Risk factors for developing colorectal cancer:
Body weight- Being overweight or obese increases the risk for colorectal cancer. Try to maintain a healthy weight and avoid weight especially around the midsection.
Smoking- Long-term smoking is linked to an increased risk of colorectal cancer, as well as many other cancers.
Diet- A diet high in red meats (beef, pork, and lamb) should be avoided. Also, avoid processed meats such as sausages, hot dogs, and lunch meat. Eating meat grilled at a high temperature is also linked to an increase in risk for colorectal cancer.
Alcohol- Several studies have found a higher risk of colorectal cancer with increased alcohol intake, especially among men.
Physical Activity- Increasing your level of activity lowers your risk of colorectal cancer and polyps. Moderate activity lowers your risk, but vigorous activity might have an even greater benefit.

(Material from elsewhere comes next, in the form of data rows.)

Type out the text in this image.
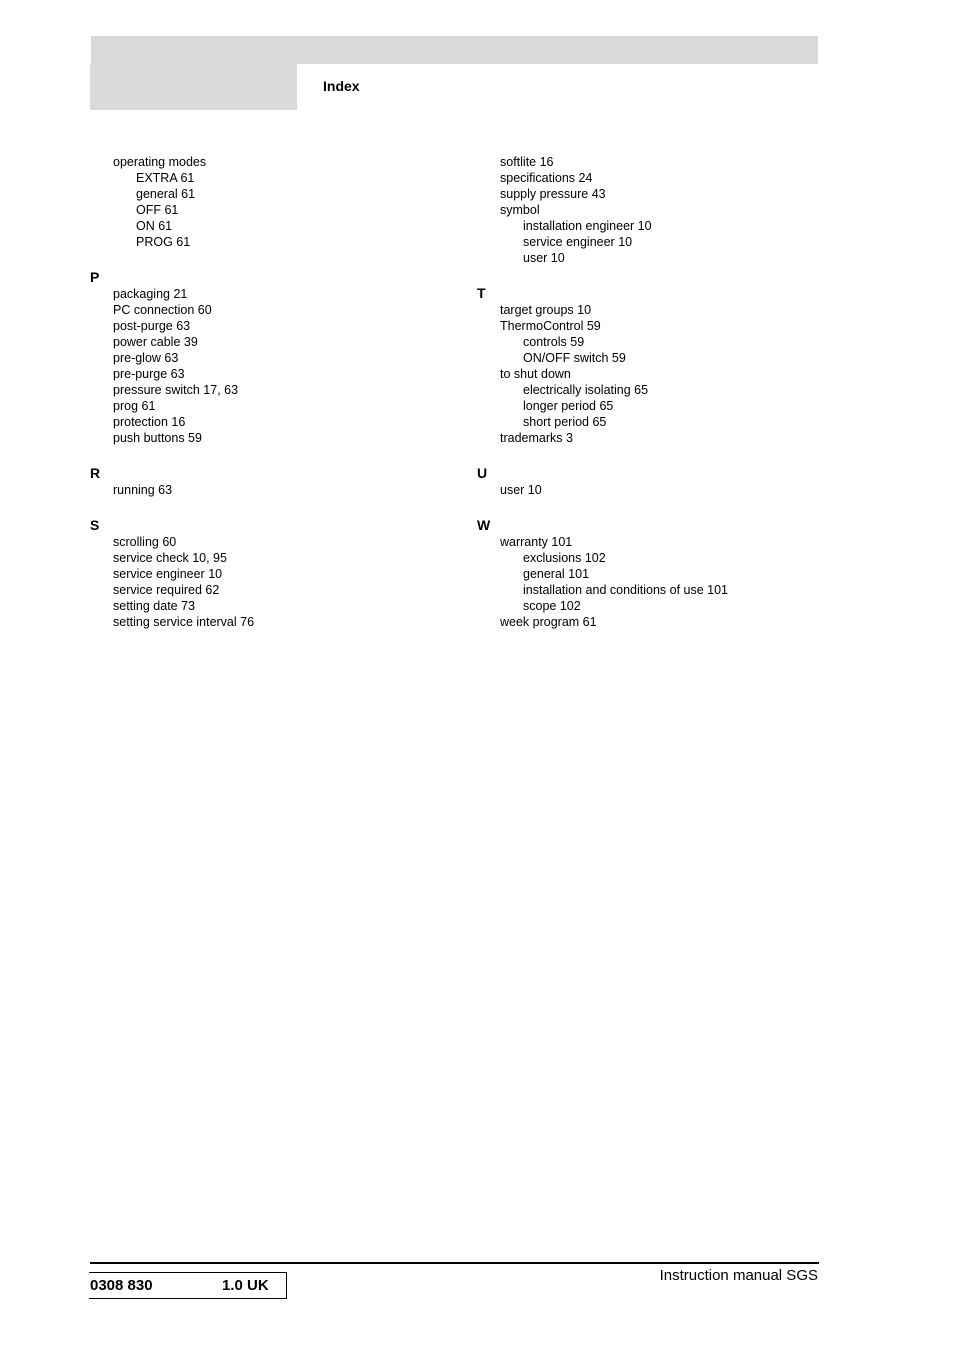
Index
operating modes
EXTRA 61
general 61
OFF 61
ON 61
PROG 61
P
packaging 21
PC connection 60
post-purge 63
power cable 39
pre-glow 63
pre-purge 63
pressure switch 17, 63
prog 61
protection 16
push buttons 59
R
running 63
S
scrolling 60
service check 10, 95
service engineer 10
service required 62
setting date 73
setting service interval 76
softlite 16
specifications 24
supply pressure 43
symbol
installation engineer 10
service engineer 10
user 10
T
target groups 10
ThermoControl 59
controls 59
ON/OFF switch 59
to shut down
electrically isolating 65
longer period 65
short period 65
trademarks 3
U
user 10
W
warranty 101
exclusions 102
general 101
installation and conditions of use 101
scope 102
week program 61
0308 830	1.0 UK
Instruction manual SGS
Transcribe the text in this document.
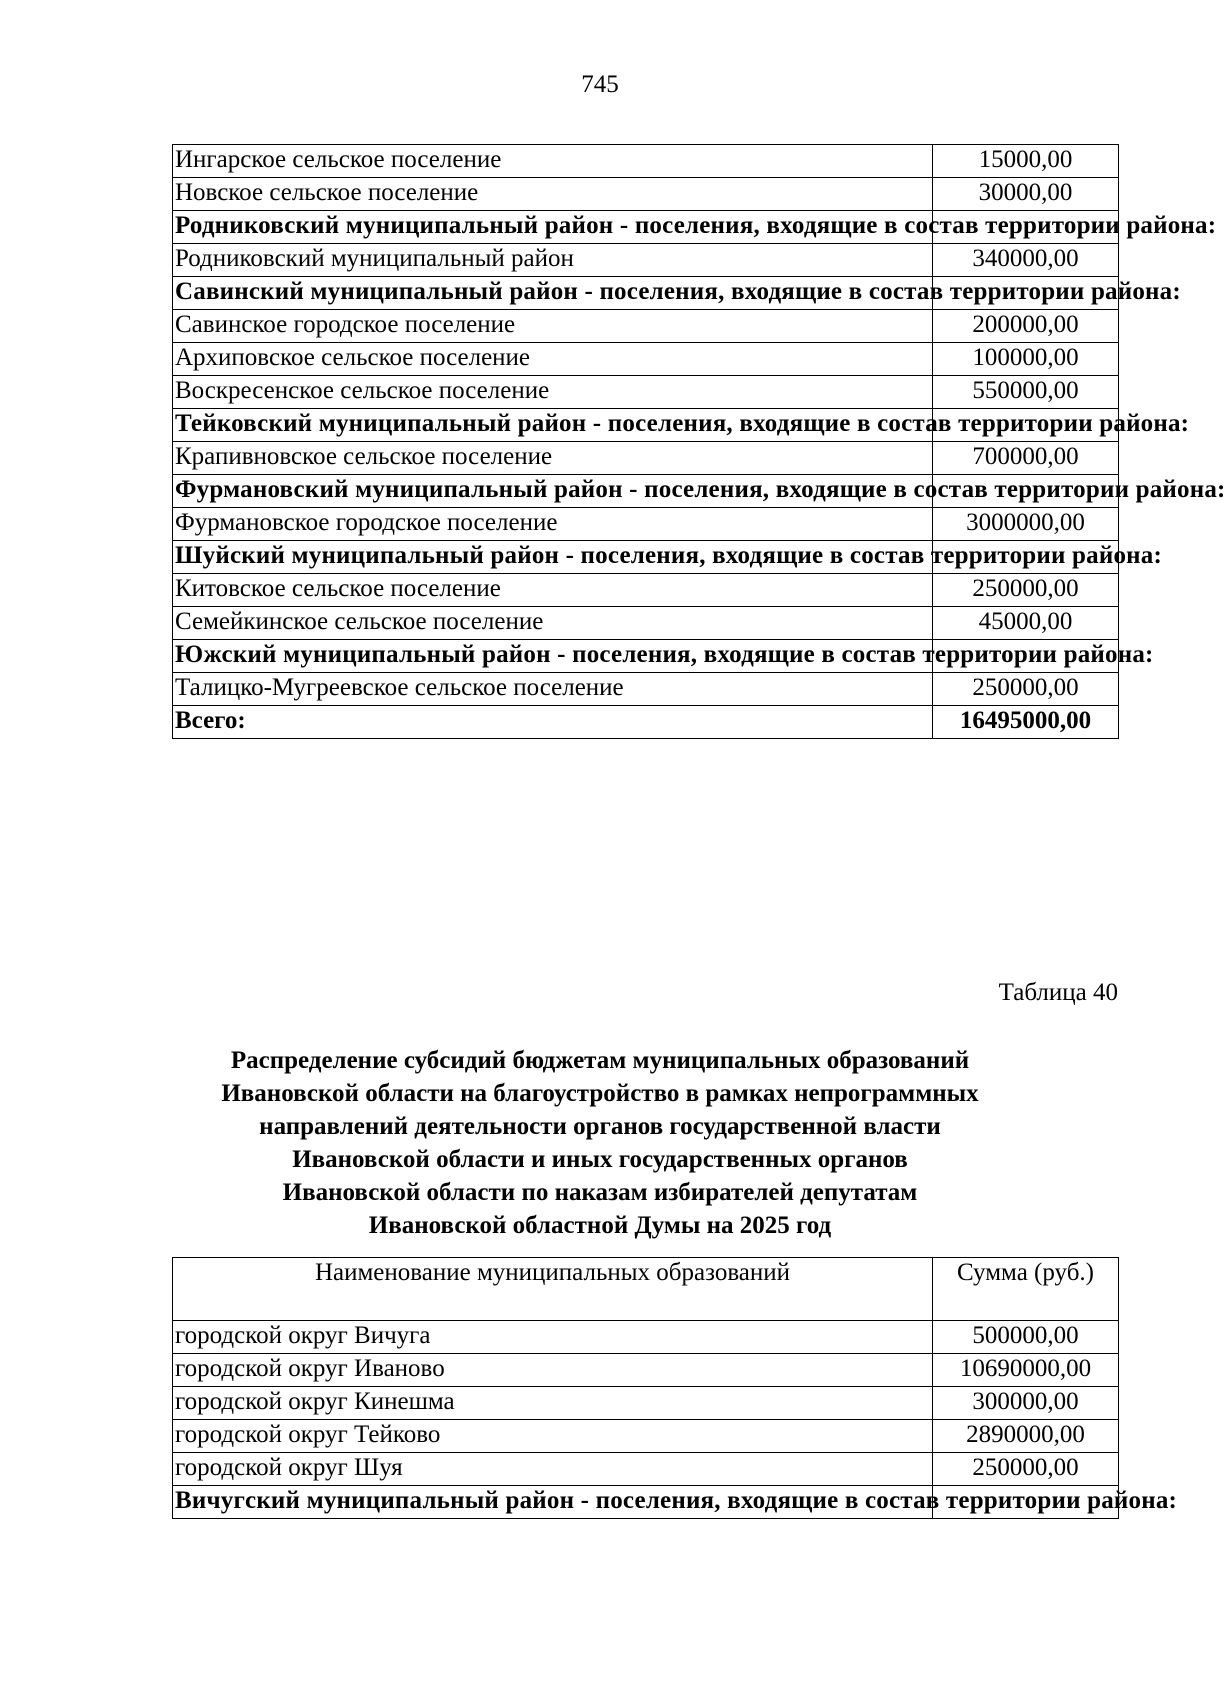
745
Ингарское сельское поселение	15000,00
Новское сельское поселение	30000,00
Родниковский муниципальный район - поселения, входящие в состав территории района:	
Родниковский муниципальный район	340000,00
Савинский муниципальный район - поселения, входящие в состав территории района:	
Савинское городское поселение	200000,00
Архиповское сельское поселение	100000,00
Воскресенское сельское поселение	550000,00
Тейковский муниципальный район - поселения, входящие в состав территории района:	
Крапивновское сельское поселение	700000,00
Фурмановский муниципальный район - поселения, входящие в состав территории района:	
Фурмановское городское поселение	3000000,00
Шуйский муниципальный район - поселения, входящие в состав территории района:	
Китовское сельское поселение	250000,00
Семейкинское сельское поселение	45000,00
Южский муниципальный район - поселения, входящие в состав территории района:	
Талицко-Мугреевское сельское поселение	250000,00
Всего:	16495000,00
Таблица 40
Распределение субсидий бюджетам муниципальных образований
Ивановской области на благоустройство в рамках непрограммных
направлений деятельности органов государственной власти
Ивановской области и иных государственных органов
Ивановской области по наказам избирателей депутатам
Ивановской областной Думы на 2025 год
Наименование муниципальных образований	Сумма (руб.)
городской округ Вичуга	500000,00
городской округ Иваново	10690000,00
городской округ Кинешма	300000,00
городской округ Тейково	2890000,00
городской округ Шуя	250000,00
Вичугский муниципальный район - поселения, входящие в состав территории района:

Diet-Overall, diets that are high in vegetables, fruits, and whole grains have been linked with a lower risk for colorectal cancer, as well as other types of cancer.
Vitamins- Some studies suggest that taking a daily multi-vitamin containing folic acid, or folate, may lower colorectal cancer risk. Other studies have shown that magnesium and calcium are beneficial in lowering risk.
Non-steroidal anti-inflammatory drugs- Many studies have found that people who regularly take aspirin or other NSAIDs, such as Ibuprofen and Naproxen, have a lower risk of colorectal cancer and polyps. However, aspiring and other NSAIDs can cause serious or even life-threatening side effects, such as bleeding from stomach irritation or stomach ulcers, which may outweigh the benefits of these medicines for the general public. Yet, for some people in their 50s who have a high risk of heart disease, where low-dose aspiring is found to be beneficial, the aspirin may also have the added benefit of reducing the risk of colorectal cancer.